Students recieved punishments for untucked shirts, unparted hair.
And, of course, any fashion detail not covered in the stated rules was subject to confrontation and conjecture by any staffer, parent, other client or the whole group. No one dared wear black, I don't think.
This was supposed to mbe to help keep the focus on emotional growth and to not hide behind an image, ...
Again, verbatim!
but was just an exercise in conformity, to forcing kids to adapt to the counselors demands. Speech patterns, suspicious nicknames, hand gestures, anything that couold be consedered image-driven, was banned. I was once banned from the library because rather than spend time moitoring other students for signs of dissent, I liked to read. Alone. I was banned from being alone. To discourage revolt. students were routinrly banned specifically from anyone they formed a close friendship with.

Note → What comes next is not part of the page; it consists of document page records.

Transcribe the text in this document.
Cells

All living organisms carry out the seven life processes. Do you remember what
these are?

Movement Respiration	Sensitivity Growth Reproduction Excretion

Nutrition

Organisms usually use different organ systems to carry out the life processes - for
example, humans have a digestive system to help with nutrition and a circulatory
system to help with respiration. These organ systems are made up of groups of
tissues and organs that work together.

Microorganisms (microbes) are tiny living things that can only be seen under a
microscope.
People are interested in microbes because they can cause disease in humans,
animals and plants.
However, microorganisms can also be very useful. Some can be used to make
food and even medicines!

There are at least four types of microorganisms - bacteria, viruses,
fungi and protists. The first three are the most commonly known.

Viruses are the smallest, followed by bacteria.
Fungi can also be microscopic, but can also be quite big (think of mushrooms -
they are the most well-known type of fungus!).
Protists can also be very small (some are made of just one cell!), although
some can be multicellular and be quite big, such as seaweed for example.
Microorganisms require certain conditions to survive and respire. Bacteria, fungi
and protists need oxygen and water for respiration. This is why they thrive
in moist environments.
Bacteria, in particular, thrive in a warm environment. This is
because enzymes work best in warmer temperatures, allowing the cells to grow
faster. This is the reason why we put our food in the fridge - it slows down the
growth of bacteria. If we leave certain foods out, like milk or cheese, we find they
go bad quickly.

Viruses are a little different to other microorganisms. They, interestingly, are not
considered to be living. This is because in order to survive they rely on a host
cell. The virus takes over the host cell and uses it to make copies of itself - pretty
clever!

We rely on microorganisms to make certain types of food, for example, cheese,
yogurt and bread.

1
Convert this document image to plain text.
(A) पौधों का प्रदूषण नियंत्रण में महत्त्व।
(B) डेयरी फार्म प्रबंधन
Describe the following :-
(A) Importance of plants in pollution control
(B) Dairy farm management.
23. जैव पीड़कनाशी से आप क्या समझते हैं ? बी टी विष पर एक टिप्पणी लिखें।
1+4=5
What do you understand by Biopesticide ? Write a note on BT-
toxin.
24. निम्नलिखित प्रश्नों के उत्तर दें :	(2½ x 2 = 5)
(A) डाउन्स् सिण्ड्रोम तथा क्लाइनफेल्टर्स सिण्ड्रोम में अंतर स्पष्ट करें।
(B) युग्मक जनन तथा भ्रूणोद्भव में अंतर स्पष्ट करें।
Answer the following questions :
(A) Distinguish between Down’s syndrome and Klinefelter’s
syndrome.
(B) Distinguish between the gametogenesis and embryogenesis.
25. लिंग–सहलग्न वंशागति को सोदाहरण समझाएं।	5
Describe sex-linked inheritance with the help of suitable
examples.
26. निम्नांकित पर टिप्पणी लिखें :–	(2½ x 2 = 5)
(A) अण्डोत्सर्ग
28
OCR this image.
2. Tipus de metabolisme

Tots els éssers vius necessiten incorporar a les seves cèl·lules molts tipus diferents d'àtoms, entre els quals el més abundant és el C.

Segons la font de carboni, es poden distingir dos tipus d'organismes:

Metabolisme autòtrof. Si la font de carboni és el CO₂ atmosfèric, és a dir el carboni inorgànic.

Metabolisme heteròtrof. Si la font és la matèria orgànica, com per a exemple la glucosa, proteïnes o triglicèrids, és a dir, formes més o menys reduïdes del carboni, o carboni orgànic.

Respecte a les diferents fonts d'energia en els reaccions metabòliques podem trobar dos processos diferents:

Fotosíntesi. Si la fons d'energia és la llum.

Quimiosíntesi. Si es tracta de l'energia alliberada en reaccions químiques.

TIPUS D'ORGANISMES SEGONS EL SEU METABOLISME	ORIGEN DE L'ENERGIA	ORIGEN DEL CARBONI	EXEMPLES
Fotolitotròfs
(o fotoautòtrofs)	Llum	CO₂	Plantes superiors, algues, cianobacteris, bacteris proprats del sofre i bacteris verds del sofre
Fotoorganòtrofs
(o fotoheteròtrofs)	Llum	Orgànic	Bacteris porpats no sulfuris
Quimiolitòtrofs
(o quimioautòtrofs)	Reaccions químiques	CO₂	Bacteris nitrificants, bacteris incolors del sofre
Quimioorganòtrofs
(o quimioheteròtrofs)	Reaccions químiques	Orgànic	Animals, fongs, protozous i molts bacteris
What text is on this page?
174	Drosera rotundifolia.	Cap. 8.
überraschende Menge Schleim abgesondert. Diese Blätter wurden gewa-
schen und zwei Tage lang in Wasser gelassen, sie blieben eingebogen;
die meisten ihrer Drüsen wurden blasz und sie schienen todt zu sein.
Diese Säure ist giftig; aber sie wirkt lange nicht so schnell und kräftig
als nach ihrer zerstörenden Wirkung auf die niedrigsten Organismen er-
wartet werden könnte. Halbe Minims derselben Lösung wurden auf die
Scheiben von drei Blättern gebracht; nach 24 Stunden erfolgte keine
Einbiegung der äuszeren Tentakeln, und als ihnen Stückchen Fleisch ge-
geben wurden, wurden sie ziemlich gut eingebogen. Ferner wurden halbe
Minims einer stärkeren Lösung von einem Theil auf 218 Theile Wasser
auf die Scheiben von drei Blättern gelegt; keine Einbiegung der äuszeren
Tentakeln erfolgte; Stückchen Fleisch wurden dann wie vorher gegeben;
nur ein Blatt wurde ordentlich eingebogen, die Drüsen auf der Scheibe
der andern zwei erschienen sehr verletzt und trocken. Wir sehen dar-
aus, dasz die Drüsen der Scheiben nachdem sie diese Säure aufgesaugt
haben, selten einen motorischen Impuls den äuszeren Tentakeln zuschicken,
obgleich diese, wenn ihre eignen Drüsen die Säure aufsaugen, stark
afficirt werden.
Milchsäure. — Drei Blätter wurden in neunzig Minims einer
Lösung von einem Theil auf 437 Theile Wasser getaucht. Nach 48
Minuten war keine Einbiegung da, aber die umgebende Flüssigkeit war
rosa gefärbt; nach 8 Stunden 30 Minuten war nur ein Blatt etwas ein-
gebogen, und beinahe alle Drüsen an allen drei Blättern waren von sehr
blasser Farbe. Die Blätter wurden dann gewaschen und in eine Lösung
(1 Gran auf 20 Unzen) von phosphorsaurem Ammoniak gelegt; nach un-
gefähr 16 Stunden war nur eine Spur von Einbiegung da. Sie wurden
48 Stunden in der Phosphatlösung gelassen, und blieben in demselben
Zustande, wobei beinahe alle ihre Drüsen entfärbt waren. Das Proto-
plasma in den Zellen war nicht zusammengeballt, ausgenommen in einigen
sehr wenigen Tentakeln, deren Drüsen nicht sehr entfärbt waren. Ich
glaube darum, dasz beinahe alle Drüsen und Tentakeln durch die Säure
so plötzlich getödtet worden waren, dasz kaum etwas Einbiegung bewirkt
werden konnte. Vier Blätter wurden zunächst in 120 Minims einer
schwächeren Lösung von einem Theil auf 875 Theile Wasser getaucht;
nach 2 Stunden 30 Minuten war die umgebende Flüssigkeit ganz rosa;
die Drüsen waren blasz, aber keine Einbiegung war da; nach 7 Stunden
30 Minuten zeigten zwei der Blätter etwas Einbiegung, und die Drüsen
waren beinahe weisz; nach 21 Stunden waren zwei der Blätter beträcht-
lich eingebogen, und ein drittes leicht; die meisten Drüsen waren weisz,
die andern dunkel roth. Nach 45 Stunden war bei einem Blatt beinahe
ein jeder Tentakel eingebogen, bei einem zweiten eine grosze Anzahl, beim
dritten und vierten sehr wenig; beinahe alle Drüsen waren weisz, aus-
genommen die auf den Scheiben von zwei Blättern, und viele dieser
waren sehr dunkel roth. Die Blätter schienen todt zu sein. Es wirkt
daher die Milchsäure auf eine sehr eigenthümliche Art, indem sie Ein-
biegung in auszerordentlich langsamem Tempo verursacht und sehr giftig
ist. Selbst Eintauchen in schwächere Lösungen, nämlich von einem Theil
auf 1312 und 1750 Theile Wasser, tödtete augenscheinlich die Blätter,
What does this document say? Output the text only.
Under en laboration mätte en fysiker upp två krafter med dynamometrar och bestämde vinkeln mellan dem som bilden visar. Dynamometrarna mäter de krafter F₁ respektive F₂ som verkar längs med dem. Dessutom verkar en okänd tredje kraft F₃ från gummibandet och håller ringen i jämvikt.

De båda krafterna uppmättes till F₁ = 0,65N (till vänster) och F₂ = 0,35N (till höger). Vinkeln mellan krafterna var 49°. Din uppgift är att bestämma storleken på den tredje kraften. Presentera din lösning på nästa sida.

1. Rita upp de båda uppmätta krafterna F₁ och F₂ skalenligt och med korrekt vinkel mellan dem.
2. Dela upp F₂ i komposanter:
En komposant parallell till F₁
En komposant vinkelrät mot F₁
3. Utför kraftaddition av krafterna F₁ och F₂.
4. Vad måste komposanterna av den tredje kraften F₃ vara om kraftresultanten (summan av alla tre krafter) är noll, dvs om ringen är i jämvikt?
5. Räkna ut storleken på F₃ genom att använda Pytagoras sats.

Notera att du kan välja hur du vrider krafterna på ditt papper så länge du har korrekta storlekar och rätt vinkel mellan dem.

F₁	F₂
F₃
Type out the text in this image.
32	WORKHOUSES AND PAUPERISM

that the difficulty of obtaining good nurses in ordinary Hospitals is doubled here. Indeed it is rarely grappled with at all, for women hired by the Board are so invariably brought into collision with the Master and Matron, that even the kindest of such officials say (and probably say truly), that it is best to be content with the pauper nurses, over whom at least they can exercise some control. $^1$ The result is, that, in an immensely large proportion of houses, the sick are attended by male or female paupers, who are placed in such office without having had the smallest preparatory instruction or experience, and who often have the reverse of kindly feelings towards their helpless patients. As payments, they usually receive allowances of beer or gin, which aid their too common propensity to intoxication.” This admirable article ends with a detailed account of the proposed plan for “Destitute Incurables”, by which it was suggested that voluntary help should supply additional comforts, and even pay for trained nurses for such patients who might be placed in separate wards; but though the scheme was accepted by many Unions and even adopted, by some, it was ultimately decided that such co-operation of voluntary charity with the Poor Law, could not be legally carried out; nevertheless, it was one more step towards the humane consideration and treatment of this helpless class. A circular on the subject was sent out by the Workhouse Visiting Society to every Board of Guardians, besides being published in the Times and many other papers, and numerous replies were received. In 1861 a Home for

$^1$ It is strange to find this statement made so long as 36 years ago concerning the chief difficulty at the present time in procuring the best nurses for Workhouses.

No cliquing. Also, without stating it outright, being alone was prohibited except when staff would order someone isolated in a "timeout" room. There were rules about never taking your eyes off a newcomer, and oldcomers nearly always had newcomers. There were rules about how many time a day or week you must call another client--"Dime Therapy", they called it. In order to advance through 4th phase, you had to spend your days off on "permissions". Permission were planned field trips into the real world in the company of other clients and at least one parent. They were compulsory and they had to be requested a week in advance in triplicate and approved (or not, usually w/o explanation) by Sr. Staff. No other activity was ever permitted. Parents would get confronted in parents' group after open meeting for stopping for gas w/ a phaser in the car (even their own kid) w/o checking it out w/ staff.
Any restriction (table, couch, pit, wherever) was met with automatic bans from younger levels of students who might be les brainwashed.
No newcomers talking to newcomers. One could become a "newcomer" again by edict of staff for anything or nothing. I've seen people started over from 4th phase (i.e. pretty damned close to the door) for having a "hard face" (absent that blissful, empty headed grin that became part of our uniform) and for refusing to divulge what staff deemed their real thoughts when confronted about it.
I was once accused of excessive masturbating, and forced to ask an older student or staff's permission to escort me to the bathroom and monitor my activity. The reason for this was because I spent a lot of time in the bathroom in order to just be alone. I was ridiculed, known thereafter by my peers as the "bathroom escort masturbator".
I can easily envision you (whatever you look like) being escorted to the guys' bathroom by an oldcomer in the warehouse on Cattleman Rd in Sarasota Florida. Same shit, different corporate logo.
Welcome to the club. I bet you do hook up w/ the necessary witnesses, legal talent and all the rest to bring suit. Please do bug your lawyer for any info that we can publish here and/or elsewhere.
There lives more faith, in honest doubt,
Believe me, than in half the creeds.